I'm almost embarrassed to admit that my interest in him was sparked when I watched Bright Star. I get snobby sometimes about that kind of thing, and it goes against my admittedly unfortunate nature to have things recommended to me, especially when I've spent so much time reading his peers' work. It just seems so ignorantly gauche. But here I am, admitting it anyway, because I always feel guilty for thinking like a snob. It helps that it was an amazing film I could never be embarrassed to be a fan of, and that I'm a sucker for a good unrequited love story, which Keats happened to be right in the middle of when he died.
Tennyson, Wordsworth, Byron, Whitman. They've been like drugs to me over the years. I get addicted for short periods of time, drowning in their rhythm and alliteration. And then I resurface, digging back into fiction and forgetting about the entire genre until the next time I'm feeling spacey and sad. But there's a particular poem of Keats' that I can't seem to shake, even though I'm several months into my latest fiction binge. I know it by heart now, which is a first, because despite nursing a lifelong, half-assed addiction to it, poetry has never been something I've kept close to my breast. It's always been more of a healing, medicinal thing, rather than something that I chose to make part of myself. But this poem is a part of me now. I know it inside and out, and I've never coveted something written by another quite like this. If I had written this sonnet, I could say that it was steeped in who I am, and who I want to be. But, obviously, I didn't, so I just have to settle for wishing JK and I could get coffee sometime. Funny. I find myself wanting to get coffee with the deceased almost more often than the living.

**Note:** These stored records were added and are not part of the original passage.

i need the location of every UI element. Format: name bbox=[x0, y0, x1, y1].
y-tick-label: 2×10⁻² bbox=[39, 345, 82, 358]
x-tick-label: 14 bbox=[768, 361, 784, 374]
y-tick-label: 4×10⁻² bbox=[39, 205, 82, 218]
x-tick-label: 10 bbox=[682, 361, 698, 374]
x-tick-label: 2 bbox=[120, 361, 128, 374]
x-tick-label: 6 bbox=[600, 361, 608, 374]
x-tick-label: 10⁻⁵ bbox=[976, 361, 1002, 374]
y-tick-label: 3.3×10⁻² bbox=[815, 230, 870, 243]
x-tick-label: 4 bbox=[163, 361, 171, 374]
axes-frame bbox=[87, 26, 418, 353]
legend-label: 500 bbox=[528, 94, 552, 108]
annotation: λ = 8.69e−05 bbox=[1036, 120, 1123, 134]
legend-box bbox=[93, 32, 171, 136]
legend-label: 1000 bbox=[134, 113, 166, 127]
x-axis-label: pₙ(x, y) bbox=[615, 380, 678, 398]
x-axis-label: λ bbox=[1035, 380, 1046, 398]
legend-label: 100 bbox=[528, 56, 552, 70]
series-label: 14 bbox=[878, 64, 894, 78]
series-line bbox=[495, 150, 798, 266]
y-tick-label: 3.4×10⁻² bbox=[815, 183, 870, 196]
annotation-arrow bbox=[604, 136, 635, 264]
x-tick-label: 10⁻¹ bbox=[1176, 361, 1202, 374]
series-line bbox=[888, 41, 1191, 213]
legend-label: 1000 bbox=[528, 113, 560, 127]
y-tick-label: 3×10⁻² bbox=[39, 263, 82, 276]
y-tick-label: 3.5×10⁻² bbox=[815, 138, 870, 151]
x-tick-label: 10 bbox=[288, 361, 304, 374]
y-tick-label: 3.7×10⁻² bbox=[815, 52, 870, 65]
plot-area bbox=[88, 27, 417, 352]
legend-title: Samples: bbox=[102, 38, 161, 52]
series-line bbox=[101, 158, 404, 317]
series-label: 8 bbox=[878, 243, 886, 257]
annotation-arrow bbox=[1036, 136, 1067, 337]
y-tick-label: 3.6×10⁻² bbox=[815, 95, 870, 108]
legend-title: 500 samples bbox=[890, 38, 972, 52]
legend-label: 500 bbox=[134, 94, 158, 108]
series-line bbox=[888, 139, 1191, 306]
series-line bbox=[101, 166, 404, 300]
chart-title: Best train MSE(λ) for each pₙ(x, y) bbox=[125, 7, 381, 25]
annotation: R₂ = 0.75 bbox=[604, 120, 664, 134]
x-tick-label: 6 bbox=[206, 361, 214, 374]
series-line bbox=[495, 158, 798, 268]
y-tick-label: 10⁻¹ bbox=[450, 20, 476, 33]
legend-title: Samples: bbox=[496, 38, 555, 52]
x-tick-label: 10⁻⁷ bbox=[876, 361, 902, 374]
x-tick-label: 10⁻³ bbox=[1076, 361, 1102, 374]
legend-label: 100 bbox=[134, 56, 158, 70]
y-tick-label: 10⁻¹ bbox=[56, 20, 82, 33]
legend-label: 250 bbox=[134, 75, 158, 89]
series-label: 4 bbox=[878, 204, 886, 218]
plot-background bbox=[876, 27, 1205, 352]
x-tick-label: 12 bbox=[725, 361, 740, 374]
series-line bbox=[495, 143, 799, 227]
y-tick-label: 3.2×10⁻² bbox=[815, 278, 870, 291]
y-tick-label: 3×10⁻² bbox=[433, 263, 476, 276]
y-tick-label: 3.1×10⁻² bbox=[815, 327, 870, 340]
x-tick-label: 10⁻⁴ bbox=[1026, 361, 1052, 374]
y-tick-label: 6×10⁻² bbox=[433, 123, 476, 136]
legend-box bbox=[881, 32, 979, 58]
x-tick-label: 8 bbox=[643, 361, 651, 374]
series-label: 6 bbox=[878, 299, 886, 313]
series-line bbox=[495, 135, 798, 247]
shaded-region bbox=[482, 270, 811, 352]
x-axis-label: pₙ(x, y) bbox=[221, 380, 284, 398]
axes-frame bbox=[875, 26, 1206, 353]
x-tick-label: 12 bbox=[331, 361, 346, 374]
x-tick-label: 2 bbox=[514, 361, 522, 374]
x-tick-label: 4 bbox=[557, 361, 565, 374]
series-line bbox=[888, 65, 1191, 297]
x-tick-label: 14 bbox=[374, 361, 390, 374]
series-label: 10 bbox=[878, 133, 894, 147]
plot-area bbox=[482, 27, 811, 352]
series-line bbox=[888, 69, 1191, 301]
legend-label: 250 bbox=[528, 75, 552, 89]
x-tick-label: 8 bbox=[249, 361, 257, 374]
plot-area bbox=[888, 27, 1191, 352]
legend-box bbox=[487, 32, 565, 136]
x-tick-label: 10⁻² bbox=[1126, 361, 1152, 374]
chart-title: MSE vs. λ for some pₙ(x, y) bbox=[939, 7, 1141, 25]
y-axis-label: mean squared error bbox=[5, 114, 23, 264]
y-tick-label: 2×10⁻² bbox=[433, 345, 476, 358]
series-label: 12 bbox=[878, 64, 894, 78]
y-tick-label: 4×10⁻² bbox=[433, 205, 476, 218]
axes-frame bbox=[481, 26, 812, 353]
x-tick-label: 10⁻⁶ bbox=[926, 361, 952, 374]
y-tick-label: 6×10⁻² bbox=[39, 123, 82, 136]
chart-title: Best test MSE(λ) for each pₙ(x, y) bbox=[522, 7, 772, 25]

When I have fears that I may cease to be
Before my pen has glean'd my teeming brain,
Before high piled books, in charact'ry,
Hold like rich garners the full-ripen'd grain;
When I behold, upon the night's starr'd face,
Huge cloudy symbols of a high romance,
And think that I may never live to trace
Their shadows, with the magic hand of chance;
And when I feel, fair creature of an hour!
That I shall never look upon thee more,
Never have relish in the faery power
Of unreflecting love;—then on the shore
Of the wide world I stand alone, and think,
Till Love and Fame to nothingness do sink.